Suhad* retient ses larmes. Cette nuit, ils ont pris Saïd. Cette nuit, ils sont venus pour son fils. Ils ont d’abord réuni les sept membres de la famille dans le salon, ont fouillé toutes les pièces, avant d’emmener Saïd. La famille Zamari a appris que le garçon était détenu dans une colonie de la région, et qu’il comparaitrait devant la cour suprême israélienne dans deux jours. Presque normal, ici, pour un jeune de 14 ans.

En effet, Saïd n’est qu’un cas parmi des dizaines. A Azzun, depuis deux mois, on dénombre pléthore d’arrestations. Et les plus jeunes ont à peine 12 ans. Saïd, lui, a été questionné au préalable sans assistance, sans avocat. Sa mère raconte que les militaires lui ont fait porter une cagoule au moment de l’emmener.
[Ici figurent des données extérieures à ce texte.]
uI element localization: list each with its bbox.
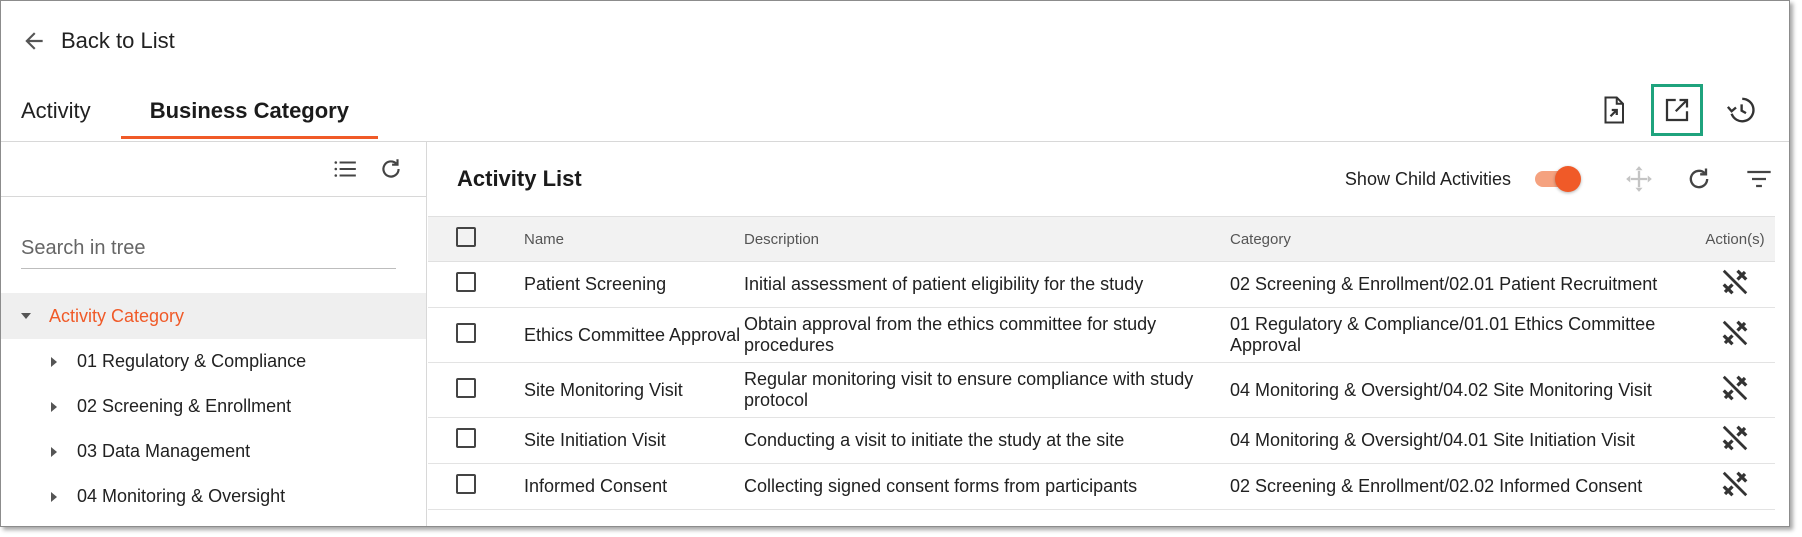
open-external-button[interactable] (1651, 84, 1703, 136)
unlink-icon[interactable] (1720, 423, 1750, 453)
refresh-list-button[interactable] (1669, 154, 1729, 204)
top-actions (1587, 84, 1767, 136)
open-external-icon (1665, 98, 1689, 122)
tree-item-label: 04 Monitoring & Oversight (77, 486, 286, 506)
cell-category: 04 Monitoring & Oversight/04.01 Site Ini… (1230, 430, 1635, 450)
caret-right-icon[interactable] (47, 400, 61, 414)
row-checkbox[interactable] (456, 474, 476, 494)
cell-description: Initial assessment of patient eligibilit… (744, 274, 1144, 294)
arrow-left-icon (25, 32, 43, 50)
cell-name: Patient Screening (524, 274, 667, 294)
cell-name: Site Monitoring Visit (524, 379, 683, 400)
cell-name: Informed Consent (524, 476, 668, 496)
cell-category: 04 Monitoring & Oversight/04.02 Site Mon… (1230, 379, 1652, 400)
caret-right-icon[interactable] (47, 490, 61, 504)
unlink-icon[interactable] (1720, 318, 1750, 348)
table-header-row: Name Description Category Action(s) (428, 216, 1775, 262)
column-header-name[interactable]: Name (524, 217, 744, 262)
caret-right-icon[interactable] (47, 355, 61, 369)
app-window: Back to List Activity Business Category (0, 0, 1790, 527)
activity-list-panel: Activity List Show Child Activities Name… (428, 142, 1789, 526)
cell-description: Conducting a visit to initiate the study… (744, 430, 1125, 450)
move-icon (1626, 166, 1652, 192)
tab-activity[interactable]: Activity (1, 89, 111, 141)
category-tree: Activity Category 01 Regulatory & Compli… (1, 293, 426, 519)
table-row: Site Monitoring Visit Regular monitoring… (428, 363, 1775, 418)
column-header-description[interactable]: Description (744, 217, 1230, 262)
show-child-label: Show Child Activities (1344, 168, 1511, 189)
tree-search-input[interactable] (21, 237, 396, 260)
cell-description: Collecting signed consent forms from par… (744, 476, 1138, 496)
row-checkbox[interactable] (456, 322, 476, 343)
column-header-category[interactable]: Category (1230, 217, 1695, 262)
show-child-toggle[interactable] (1535, 166, 1581, 192)
filter-icon (1747, 170, 1771, 188)
cell-description: Obtain approval from the ethics committe… (744, 314, 1157, 355)
cell-description: Regular monitoring visit to ensure compl… (744, 369, 1194, 410)
activity-table: Name Description Category Action(s) Pati… (428, 216, 1775, 510)
cell-category: 01 Regulatory & Compliance/01.01 Ethics … (1230, 314, 1656, 355)
tree-panel: Activity Category 01 Regulatory & Compli… (1, 142, 427, 526)
unlink-icon[interactable] (1720, 267, 1750, 297)
cell-name: Ethics Committee Approval (524, 324, 741, 345)
back-to-list-link[interactable]: Back to List (21, 25, 175, 57)
filter-button[interactable] (1729, 154, 1789, 204)
export-file-button[interactable] (1587, 84, 1639, 136)
table-row: Patient Screening Initial assessment of … (428, 262, 1775, 308)
activity-list-header: Activity List Show Child Activities (428, 142, 1789, 216)
tree-item[interactable]: 01 Regulatory & Compliance (1, 339, 426, 384)
table-row: Ethics Committee Approval Obtain approva… (428, 308, 1775, 363)
refresh-icon (1689, 168, 1709, 189)
cell-category: 02 Screening & Enrollment/02.01 Patient … (1230, 274, 1658, 294)
panel-title: Activity List (457, 166, 582, 191)
refresh-icon[interactable] (378, 156, 404, 182)
row-checkbox[interactable] (456, 428, 476, 448)
tab-business-category[interactable]: Business Category (120, 89, 379, 141)
tab-bar: Activity Business Category (1, 89, 379, 141)
tree-item-label: Activity Category (49, 305, 185, 326)
tree-item-label: 01 Regulatory & Compliance (77, 351, 307, 371)
unlink-icon[interactable] (1720, 469, 1750, 499)
list-view-icon[interactable] (332, 156, 358, 182)
table-row: Informed Consent Collecting signed conse… (428, 464, 1775, 510)
back-label: Back to List (61, 28, 175, 53)
tree-item-label: 02 Screening & Enrollment (77, 396, 292, 416)
move-button[interactable] (1609, 154, 1669, 204)
tree-item[interactable]: 04 Monitoring & Oversight (1, 474, 426, 519)
export-file-icon (1604, 96, 1624, 124)
tree-item[interactable]: 03 Data Management (1, 429, 426, 474)
cell-name: Site Initiation Visit (524, 430, 666, 450)
history-button[interactable] (1715, 84, 1767, 136)
cell-category: 02 Screening & Enrollment/02.02 Informed… (1230, 476, 1643, 496)
unlink-icon[interactable] (1720, 373, 1750, 403)
caret-right-icon[interactable] (47, 445, 61, 459)
tree-item-label: 03 Data Management (77, 441, 251, 461)
select-all-checkbox[interactable] (456, 227, 476, 247)
tree-item[interactable]: 02 Screening & Enrollment (1, 384, 426, 429)
history-icon (1726, 97, 1755, 123)
tree-toolbar (1, 142, 426, 197)
tree-item-activity-category[interactable]: Activity Category (1, 293, 426, 339)
caret-down-icon[interactable] (19, 309, 33, 323)
column-header-actions: Action(s) (1705, 230, 1765, 248)
row-checkbox[interactable] (456, 377, 476, 398)
list-toolbar: Show Child Activities (1345, 142, 1789, 216)
row-checkbox[interactable] (456, 272, 476, 292)
tree-search-field[interactable] (21, 229, 396, 269)
table-row: Site Initiation Visit Conducting a visit… (428, 418, 1775, 464)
La suite ? Habituellement, le procès de ces jeunes hommes est repoussé. Eternellement. L’objectif inavoué est de les pousser à plaider coupables, verdict qui permet d’être relâché avec une moindre peine. Sans autres perspectives, les accusés et leurs familles décident bien souvent d’abdiquer. Pour retrouver la liberté, simplement. Le procès de Saïd, d’ailleurs, a été repoussé de deux semaines. Et ce n’est sans doute qu’un début.

*prénoms et nom d’emprunt

EAPPI / Tulkarem/Qalqilya / février 2017

Espoir démoli

Non, il ne s’agit pas d’un tremblement de terre, mais bien d’un appartement démoli durant la nuit par les militaires israéliens. Preuves en sont les marques de démolition sprayées sur le mur restant.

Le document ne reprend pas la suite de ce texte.